Researchers at the Dana-Farber Cancer Institute and Boston Children’s Hospital think precision medicine, the idea that treatments can be customized to individuals based on their genetics and other health information, could help improve those rates.
Investigators conducted genetic testing on 203 patient tumor samples and found that 56 percent of them harbored genetic abnormalities that could either help doctors diagnose or treat the brain tumor with drugs that are already available or those being studied in clinical trials.
The findings of their study, published in the journal Neuro-Oncology last week, also highlight key genetic differences in pediatric brain tumors compared to adult ones, suggesting that brain tumors in children and adults need to be treated differently.
Currently, such cancer genomic tests aren’t routine. They’re not covered by many health insurance plans or common outside research hospitals.
“The reason why we’re doing this for kids with brain tumors is that we’re not winning with standard treatments,” says co-lead study author Pratiti Bandopadhayay, a pediatric neuro-oncologist at Dana-Farber/Boston Children’s Cancer and Blood Disorders Center. Pediatric brain tumors are the leading cause of childhood deaths from cancer. Surgery, radiation, and chemotherapy have been the standard treatments.
For decades, every child with the same tumor type received the same treatment, says Bandopadhayay. “We’re learning that when you look at these tumors under the microscope, even if they look the same, they might have different genetic drivers.”
While more cancer therapies that target specific genetic differences in tumors are coming onto the market, there are no FDA-approved targeted cancer drugs specifically for pediatric brain tumors.
One of the most common genetic mutations found among the 203 tumor samples was in the BRAF gene, which, when mutated, has the potential to cause normal cells to become cancerous ones. Two drugs for melanoma that target BRAF have been approved by the U.S. Food and Drug Administration. One of those, dabrafenib, is currently being tested in clinical trials for some types of pediatric brain tumors.
Targeted therapies are likely to be most effective when they're matched to specific abnormalities within tumor cells.
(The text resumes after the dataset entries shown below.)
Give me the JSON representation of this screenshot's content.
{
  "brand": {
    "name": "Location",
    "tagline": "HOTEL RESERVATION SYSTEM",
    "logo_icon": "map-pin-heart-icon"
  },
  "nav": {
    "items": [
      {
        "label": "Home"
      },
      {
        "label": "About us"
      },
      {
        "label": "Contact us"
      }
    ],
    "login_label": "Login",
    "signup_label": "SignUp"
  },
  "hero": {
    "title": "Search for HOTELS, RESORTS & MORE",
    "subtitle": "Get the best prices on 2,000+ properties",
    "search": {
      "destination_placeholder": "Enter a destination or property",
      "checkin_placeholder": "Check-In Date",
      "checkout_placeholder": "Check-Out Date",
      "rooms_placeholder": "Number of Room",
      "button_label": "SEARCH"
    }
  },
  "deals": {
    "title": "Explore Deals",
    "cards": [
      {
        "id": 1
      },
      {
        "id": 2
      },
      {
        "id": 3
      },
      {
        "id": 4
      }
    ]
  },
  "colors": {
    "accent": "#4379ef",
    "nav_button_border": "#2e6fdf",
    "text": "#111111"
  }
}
But Ann Kingston, director of research and scientific policy at the National Brain Tumor Society, who was not involved in the Dana-Farber study, says even people with the same genetic mutations in their tumors might not respond similarly to the same treatment.
She also says tumor samples may not always be representative of the entire tumor. For example, a genetic mutation might be found in some cells of the tumor but not in others. That could affect what drugs patients are prescribed.
The study didn’t track the outcome of the patients after their treatments. One of the uncertainties of precision medicine is whether these genomic tests lead to any improvements in life expectancy or quality of life for patients.